Classic Review : Metropolis (1927)
“Between the mind that plans and the hands that build there must be a Mediator, and this must be the heart.”
I guess at some point, like these days, a sci-fi movie could relate to anything too technical and visual. Lost its meaning. It’s like watching a visual show rather than a movie. Now I mostly ignore those kind of movie, because I tend to look for the story and not just the visual. But there’s some movies with good drama, with poor lighting and bad angles. Well, you can call it an indie movie or at least you have a good story. Both can easily be forgettable. And then there’s one movie can combine all of those parts and be remembered forever.
Why I see Metropolis (1927) everywhere in great film lists is definitely not a joke. Even when I see lots of films lined up in Europe on Screen this year, I marked Metropolis seriously (they have some classic films screened too). But for some reasons, I choose newer films. Secretly I thought maybe I should just seen this one.
Metropolis or have influenced many people and celebrities in their performances, namely Lady Gaga, Whitney Houston (music video Queen of The Night), Madonna (music video Express Yourself) and Kylie Minogue. A lot of other adaptations and because of its excellency people tried to restored it. I watched the remastered one, with several scenes replaced with text narration. And thankfully I can still enjoy and was very impressed with it.
It centers on a futuristic city called Metropolis, where lots of underground workers work by shifts seem endlessly day by day. The city ruled by Joh Fredersen (Alfred Abel) who have a son, Freder (Gustav Fröhlich), who likes to spend time in pleasure garden with other rich kids. But what Freder doesn’t know is that his father have force his workers overload. Though it wasn’t too clear how and why, his father have sacrificed Freder’s mother to create a machine-human that will and can do anything it program to do. The machine was created by Rotwang (Rudolf Klein-Rogge) who fell in love with Fredersen’s wife, Hel. Freder know his father’s doing from Maria’s (Brigitte Helm) interruption to his life. Freder immediately fall in love with Maria and try to find her, but instead he sees the life underground where the workers work. With Maria’s guidance, Freder feels that he’s the mediator between head and hand, the one that could bridge his father and the workers. But seeing Maria’s good influence to the workers as a threat, Fredersen order Rotwang to make the Machine Human to look like her and to make the workers misguided. The action make the city a mess and somehow put Maria in danger. Mean while, Freder tries all he can to make the situation to be peaceful, but it seems that his chances are slim.
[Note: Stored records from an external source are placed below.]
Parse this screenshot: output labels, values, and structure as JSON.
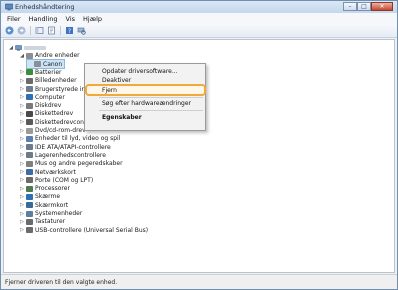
{
  "window": {
    "title": "Enhedshåndtering",
    "min_glyph": "–",
    "max_glyph": "□",
    "close_glyph": "✕"
  },
  "menu": [
    "Filer",
    "Handling",
    "Vis",
    "Hjælp"
  ],
  "toolbar": {
    "icons": [
      "back-arrow-icon",
      "forward-arrow-icon",
      "show-hide-icon",
      "properties-icon",
      "help-icon",
      "scan-hardware-icon"
    ]
  },
  "tree": {
    "root_label": "",
    "items": [
      {
        "label": "Andre enheder",
        "expanded": true,
        "icon": "unknown-device-icon",
        "color": "#8a8f96"
      },
      {
        "label": "Canon",
        "child": true,
        "icon": "canon-device-icon",
        "color": "#8a8f96"
      },
      {
        "label": "Batterier",
        "icon": "battery-icon",
        "color": "#3a8f3a"
      },
      {
        "label": "Billedenheder",
        "icon": "camera-icon",
        "color": "#6b6b6b"
      },
      {
        "label": "Brugerstyrede inp",
        "icon": "hid-icon",
        "color": "#6e7c8c"
      },
      {
        "label": "Computer",
        "icon": "computer-icon",
        "color": "#2f6fb3"
      },
      {
        "label": "Diskdrev",
        "icon": "disk-icon",
        "color": "#7a7a7a"
      },
      {
        "label": "Diskettedrev",
        "icon": "floppy-icon",
        "color": "#4a4a4a"
      },
      {
        "label": "Diskettedrevcontr",
        "icon": "floppy-controller-icon",
        "color": "#5a5a5a"
      },
      {
        "label": "Dvd/cd-rom-drev",
        "icon": "dvd-icon",
        "color": "#9a9a9a"
      },
      {
        "label": "Enheder til lyd, video og spil",
        "icon": "sound-icon",
        "color": "#5a7fb0"
      },
      {
        "label": "IDE ATA/ATAPI-controllere",
        "icon": "ide-icon",
        "color": "#6c7a8a"
      },
      {
        "label": "Lagerenhedscontrollere",
        "icon": "storage-icon",
        "color": "#6c7a8a"
      },
      {
        "label": "Mus og andre pegeredskaber",
        "icon": "mouse-icon",
        "color": "#808080"
      },
      {
        "label": "Netværkskort",
        "icon": "network-icon",
        "color": "#3b6ea8"
      },
      {
        "label": "Porte (COM og LPT)",
        "icon": "port-icon",
        "color": "#6b6b6b"
      },
      {
        "label": "Processorer",
        "icon": "processor-icon",
        "color": "#4f7a4f"
      },
      {
        "label": "Skærme",
        "icon": "monitor-icon",
        "color": "#2f6fb3"
      },
      {
        "label": "Skærmkort",
        "icon": "display-adapter-icon",
        "color": "#3a6a9a"
      },
      {
        "label": "Systemenheder",
        "icon": "system-icon",
        "color": "#5d7e9f"
      },
      {
        "label": "Tastaturer",
        "icon": "keyboard-icon",
        "color": "#6b6b6b"
      },
      {
        "label": "USB-controllere (Universal Serial Bus)",
        "icon": "usb-icon",
        "color": "#6b6b6b"
      }
    ]
  },
  "context_menu": {
    "items": [
      {
        "label": "Opdater driversoftware...",
        "bold": false
      },
      {
        "label": "Deaktiver",
        "bold": false
      },
      {
        "label": "Fjern",
        "bold": false,
        "highlighted": true
      },
      {
        "label": "Søg efter hardwareændringer",
        "bold": false
      },
      {
        "label": "Egenskaber",
        "bold": true
      }
    ],
    "highlight_color": "#f2a93b"
  },
  "status": {
    "text": "Fjerner driveren til den valgte enhed."
  }
}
It’s hard to look away when Metropolis is playing front of you. The images were theatrical and iconic, the music was dramatic and the performances were outstanding. Perhaps the black and white screen helped the movie to be grander and futuristic. Though at that time the technology weren’t as developed as now, it didn’t looked as a low technique. Instead, it looked very modern and it looked much like a 2010s movie set to be a silent movie.
Brigitte Helm played as two different characters; angelic Maria and evil machine-human, performed quite extraordinary and haunting. As Maria, she performed kind-hearted and noble character, the one you run into to seek wisdom and hopeful thoughts. But as the machine-human, she’s manipulative and dangerous, seductive and mean. When she performed the strange erotic dances, it looked very artsy rather than erotic, though she only put a fabric to cover her chest. Gustav Fröhlich as Freder was the most dramatic and expressive, even with his body movement. Their instant connection to fall in love can easily looked tacky, but they both can translate the feelings of Maria and Freder so much it made sense. I wonder of these actors were theater performers.
The machine-human itself looked quite hypnotizing to look at, very iconic and prestigious, quite like an Egyptian statue. I loved the scene where the workers working in the underground factory with their synchronized body movement, along with the factory rhythmic was excellent. Some scenes of the movie were illustrative and fantasy, excellent and such a high art.
As for the moral of the story, was very basic and inspiring (you can read it above, one of this movie’s quote). Perhaps it worked also for inner self, not just for boss and workers. The movie’s a masterpiece and won’t age, memorable and shouldn’t be missed for you movie lovers. I love the movie more when I know that it was made by husband and wife, Fritz Lang the director and Thea von Harbou, a writer.